In the news this past
The Wall Street Journal reports today that AOL and private equity
funds Blackstone and Silver Lake have held preliminary discussions about joining forces to buy Yahoo. That story caused a
late surge in Yahoo's share price last night, despite the fact that the talks are still at a very early stage and may not result
in a formal approach, let alone a deal. AOL and Yahoo are both struggling to find a new niche in an internet environment that has
changed significantly since their heyday. Yahoo, in particular, is seen as the weaker of the two brands. Despite improvements in
profitability under new CEO Carol Bartz, the company has lagged behind its rivals in advertising growth, and was recently hit by a
new wave of senior management departures.
Under pressure to cut costs, the BBC announced the departure of
several senior executives, including its effective #2, deputy director general Mark Byford and director of marketing Sharon Bayley.
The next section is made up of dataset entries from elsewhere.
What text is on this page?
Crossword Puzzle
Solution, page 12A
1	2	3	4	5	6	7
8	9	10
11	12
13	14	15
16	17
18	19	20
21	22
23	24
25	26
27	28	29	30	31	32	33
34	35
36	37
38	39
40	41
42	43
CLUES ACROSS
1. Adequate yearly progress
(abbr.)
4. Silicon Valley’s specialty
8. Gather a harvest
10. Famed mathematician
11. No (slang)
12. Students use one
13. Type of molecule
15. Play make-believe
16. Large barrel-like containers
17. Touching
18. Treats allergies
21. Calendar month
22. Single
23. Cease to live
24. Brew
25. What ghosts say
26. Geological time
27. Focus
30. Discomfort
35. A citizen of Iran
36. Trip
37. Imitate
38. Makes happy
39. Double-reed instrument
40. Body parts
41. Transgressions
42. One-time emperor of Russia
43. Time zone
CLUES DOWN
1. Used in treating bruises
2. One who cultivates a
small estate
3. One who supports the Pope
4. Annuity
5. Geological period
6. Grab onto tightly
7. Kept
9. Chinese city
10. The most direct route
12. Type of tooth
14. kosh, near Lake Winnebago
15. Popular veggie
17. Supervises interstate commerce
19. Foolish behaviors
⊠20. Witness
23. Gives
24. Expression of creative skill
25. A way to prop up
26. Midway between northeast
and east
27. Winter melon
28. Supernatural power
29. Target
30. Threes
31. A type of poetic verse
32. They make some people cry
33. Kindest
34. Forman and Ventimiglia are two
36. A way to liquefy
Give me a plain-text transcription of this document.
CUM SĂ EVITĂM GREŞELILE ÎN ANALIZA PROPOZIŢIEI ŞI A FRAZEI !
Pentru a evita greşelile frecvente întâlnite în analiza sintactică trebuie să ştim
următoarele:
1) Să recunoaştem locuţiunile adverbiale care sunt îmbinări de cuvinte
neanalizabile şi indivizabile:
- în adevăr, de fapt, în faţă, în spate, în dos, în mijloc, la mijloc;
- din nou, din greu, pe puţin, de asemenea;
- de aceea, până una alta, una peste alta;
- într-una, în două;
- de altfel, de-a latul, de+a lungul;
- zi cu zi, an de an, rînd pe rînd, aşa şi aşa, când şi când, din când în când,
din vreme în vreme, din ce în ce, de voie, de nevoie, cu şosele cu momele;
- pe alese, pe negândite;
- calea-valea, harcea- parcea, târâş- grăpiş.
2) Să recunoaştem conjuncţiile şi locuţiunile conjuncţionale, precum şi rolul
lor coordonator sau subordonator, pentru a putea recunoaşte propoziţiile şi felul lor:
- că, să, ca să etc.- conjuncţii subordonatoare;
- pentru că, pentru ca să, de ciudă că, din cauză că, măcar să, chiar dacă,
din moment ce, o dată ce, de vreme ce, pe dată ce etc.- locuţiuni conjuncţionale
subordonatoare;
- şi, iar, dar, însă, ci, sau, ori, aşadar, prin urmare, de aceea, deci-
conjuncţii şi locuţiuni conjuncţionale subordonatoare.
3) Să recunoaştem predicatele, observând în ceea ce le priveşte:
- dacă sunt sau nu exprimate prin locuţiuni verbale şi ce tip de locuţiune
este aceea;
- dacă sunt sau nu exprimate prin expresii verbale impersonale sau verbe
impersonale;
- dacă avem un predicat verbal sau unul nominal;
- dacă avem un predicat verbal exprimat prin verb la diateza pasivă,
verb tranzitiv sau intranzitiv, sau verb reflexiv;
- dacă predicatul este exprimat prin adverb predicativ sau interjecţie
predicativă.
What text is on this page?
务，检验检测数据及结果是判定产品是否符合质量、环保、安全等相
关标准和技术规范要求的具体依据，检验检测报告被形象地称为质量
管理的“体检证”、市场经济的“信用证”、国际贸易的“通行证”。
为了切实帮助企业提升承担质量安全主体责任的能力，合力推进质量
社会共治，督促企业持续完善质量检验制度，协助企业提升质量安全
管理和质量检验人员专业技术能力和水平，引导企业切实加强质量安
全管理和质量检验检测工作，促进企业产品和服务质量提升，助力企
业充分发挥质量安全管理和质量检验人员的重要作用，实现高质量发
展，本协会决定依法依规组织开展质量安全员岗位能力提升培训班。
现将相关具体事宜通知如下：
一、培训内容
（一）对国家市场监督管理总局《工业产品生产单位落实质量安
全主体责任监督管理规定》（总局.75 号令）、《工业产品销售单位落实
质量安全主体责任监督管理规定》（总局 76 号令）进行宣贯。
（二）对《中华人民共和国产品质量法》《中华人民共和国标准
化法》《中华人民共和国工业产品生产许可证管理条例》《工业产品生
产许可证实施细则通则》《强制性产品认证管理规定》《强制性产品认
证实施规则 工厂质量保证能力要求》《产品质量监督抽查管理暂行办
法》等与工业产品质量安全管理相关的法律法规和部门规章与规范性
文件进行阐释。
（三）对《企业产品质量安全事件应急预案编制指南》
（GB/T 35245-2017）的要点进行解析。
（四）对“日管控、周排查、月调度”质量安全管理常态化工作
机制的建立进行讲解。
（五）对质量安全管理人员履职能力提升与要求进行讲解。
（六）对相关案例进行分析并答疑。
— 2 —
Creative director Alan Yentob is also expected to leave. Meanwhile, News International, the UK newspaper publisher arm of
News Corp, appointed Katie Vanneck-Smith as its first group chief marketing officer. She was previously head of the group's
customer direct division. Separately, Microsoft Advertising, the division of the software giant which supervises its
advertising sales, has appointed Marc Bresseel as its first VP, global marketing. He will be responsible for developing partner
relationships across all properties, but especially Bing, Xbox and Windows Phone 7. He reports to Carolyn Everson, corporate VP
for global ad sales and strategy.
Toymaker Hasbro finally launched its US cable channel The Hub
last weekend, with programming aimed at boys aged 6 to 12, the demographic which already makes up the company's largest customer
group. The new venture is a joint venture with Discovery Networks, replacing their Discovery Kids channel, which has distribution
to around 60m US homes. The new channel offers shows based on key Hasbro brands such as GI Joe, Transformers and Family Game
Night, as well as original content. Although best-known for its toys and games, Hasbro is no stranger to TV production: it owned
Romper Room, arguably one of the first children's shows, from the late 60s until the early 90s.